CHRIS OH: Plays
Chris Oh's first solo exhibition which draws on the allusion of Old Master paintings and drawings. References to Leonardo Da Vinci, Sofonisba Anguissola, Dieric Bouts, Jean-Auguste-Dominique Ingres, Caravaggio, Cristofano Allori, Gustave Courbet and the Fayum mummy portraits of Ancient Egypt abound; in Oh's work, these historical images are imitated and re-interpreted on shoes, clothes, sleeping bags, pillow cases, and other wearable, and often discardable, consumer goods.
Fortnight Institute is pleased to present PLAYS, Chris Oh's first solo exhibition which draws on the allusion of Old Master paintings and drawings. References to Leonardo Da Vinci, Sofonisba Anguissola, Dieric Bouts, Jean-Auguste-Dominique Ingres, Caravaggio, Cristofano Allori, Gustave Courbet and the Fayum mummy portraits of Ancient Egypt abound; in Oh's work, these historical images are imitated and re-interpreted on shoes, clothes, sleeping bags, pillow cases, and other wearable, and often discardable, consumer goods.

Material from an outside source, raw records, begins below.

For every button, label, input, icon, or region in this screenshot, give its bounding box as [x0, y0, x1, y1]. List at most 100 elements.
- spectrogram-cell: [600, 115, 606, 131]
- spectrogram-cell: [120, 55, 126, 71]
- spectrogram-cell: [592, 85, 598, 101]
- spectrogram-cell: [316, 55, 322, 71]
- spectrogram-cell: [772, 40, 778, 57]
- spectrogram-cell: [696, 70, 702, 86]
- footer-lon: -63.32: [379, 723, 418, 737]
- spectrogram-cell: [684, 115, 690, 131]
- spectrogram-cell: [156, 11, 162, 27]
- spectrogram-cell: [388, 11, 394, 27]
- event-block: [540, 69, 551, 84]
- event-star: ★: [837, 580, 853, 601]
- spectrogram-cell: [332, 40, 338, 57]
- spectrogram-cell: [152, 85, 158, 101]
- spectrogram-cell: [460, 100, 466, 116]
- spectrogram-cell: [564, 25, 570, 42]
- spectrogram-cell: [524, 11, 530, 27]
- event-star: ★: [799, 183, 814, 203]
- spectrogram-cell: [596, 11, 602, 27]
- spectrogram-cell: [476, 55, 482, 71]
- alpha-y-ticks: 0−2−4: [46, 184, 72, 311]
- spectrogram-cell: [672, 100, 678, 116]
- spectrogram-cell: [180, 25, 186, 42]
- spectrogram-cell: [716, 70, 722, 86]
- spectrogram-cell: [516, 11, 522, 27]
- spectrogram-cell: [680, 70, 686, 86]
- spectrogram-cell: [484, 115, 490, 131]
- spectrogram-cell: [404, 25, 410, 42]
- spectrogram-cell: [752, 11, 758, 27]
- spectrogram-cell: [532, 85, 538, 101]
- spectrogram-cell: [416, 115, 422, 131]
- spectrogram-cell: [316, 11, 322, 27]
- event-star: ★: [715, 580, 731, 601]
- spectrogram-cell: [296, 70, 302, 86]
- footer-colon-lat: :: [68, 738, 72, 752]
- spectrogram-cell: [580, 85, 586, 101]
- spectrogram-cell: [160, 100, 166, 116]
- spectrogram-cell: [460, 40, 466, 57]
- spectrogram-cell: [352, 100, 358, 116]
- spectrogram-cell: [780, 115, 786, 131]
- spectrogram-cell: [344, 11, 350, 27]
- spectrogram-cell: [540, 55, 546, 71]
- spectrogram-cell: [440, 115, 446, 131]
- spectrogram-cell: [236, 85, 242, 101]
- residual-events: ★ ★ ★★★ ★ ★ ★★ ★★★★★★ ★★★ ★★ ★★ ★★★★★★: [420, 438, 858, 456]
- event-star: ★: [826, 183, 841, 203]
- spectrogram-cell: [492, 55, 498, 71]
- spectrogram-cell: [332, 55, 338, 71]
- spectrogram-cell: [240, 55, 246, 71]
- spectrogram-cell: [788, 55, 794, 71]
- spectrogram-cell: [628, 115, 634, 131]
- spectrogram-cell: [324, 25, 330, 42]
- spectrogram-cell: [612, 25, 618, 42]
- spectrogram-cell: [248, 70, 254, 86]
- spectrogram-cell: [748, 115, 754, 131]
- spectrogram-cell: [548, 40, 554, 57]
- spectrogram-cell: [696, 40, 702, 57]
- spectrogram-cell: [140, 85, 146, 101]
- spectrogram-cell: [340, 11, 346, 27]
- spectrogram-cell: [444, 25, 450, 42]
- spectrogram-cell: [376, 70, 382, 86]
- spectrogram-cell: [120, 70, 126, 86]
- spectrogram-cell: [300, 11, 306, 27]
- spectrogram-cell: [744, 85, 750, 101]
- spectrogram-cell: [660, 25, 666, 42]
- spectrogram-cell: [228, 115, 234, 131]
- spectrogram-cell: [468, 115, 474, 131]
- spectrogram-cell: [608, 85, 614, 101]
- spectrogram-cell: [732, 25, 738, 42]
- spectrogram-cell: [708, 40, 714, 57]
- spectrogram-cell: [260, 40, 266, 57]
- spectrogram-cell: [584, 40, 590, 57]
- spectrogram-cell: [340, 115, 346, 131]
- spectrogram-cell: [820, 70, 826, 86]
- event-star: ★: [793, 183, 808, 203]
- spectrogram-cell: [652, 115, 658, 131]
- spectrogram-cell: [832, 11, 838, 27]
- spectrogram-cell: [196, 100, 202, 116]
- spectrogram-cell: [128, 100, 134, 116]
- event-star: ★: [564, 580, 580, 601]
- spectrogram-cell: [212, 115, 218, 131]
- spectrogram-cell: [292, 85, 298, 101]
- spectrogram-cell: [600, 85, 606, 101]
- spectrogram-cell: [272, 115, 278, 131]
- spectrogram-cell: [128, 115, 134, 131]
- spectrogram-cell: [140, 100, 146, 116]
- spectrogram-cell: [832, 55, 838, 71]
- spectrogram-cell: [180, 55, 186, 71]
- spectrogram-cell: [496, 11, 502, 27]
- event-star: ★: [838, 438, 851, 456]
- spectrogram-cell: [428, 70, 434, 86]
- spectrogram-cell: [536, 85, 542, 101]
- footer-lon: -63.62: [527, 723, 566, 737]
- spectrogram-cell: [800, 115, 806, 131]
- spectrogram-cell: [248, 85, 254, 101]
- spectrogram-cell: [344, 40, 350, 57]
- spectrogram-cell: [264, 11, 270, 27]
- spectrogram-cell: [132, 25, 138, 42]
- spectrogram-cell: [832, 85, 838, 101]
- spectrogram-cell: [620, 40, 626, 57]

The resulting works, which are both droll and eerie, trouble our expectations of how art objects -- particularly those belonging to the revered annals across art history -- should perform. Can they be re-animated? Made illogical? Oh's work, which has immense technical proficiency, courts a strange dissonance: how are we to regard these portraits -- da Vinci's "Head of a Virgin," or a portrait of a countess painted by Ingres -- on Oh's own towels, napkins, and sneaker insoles? The paintings seem to offer as much a commentary on access as they do on capital and cultural value.
Oh doesn't simply reproduce: he edits and modifies. In his piece "Dirge," which references Caravaggio's elegiac "Medusa" from c. 1595-98, Oh provides the severed Medusa a body (many of his works examine the female subject and protagonist). In "Styx," Oh has allowed the folds of the pillowcase to erase portions of the crying figure of "Mater Dolorosa" by Dieric Bouts; they act at once to mime the tears and erase her already minimal figure.
For Oh, PLAYS takes on a double standard: the title references a theatrical production -- full of deliberate blocking, staging, and costumery -- and its opposite, a kind of playfulness, or surprising joke.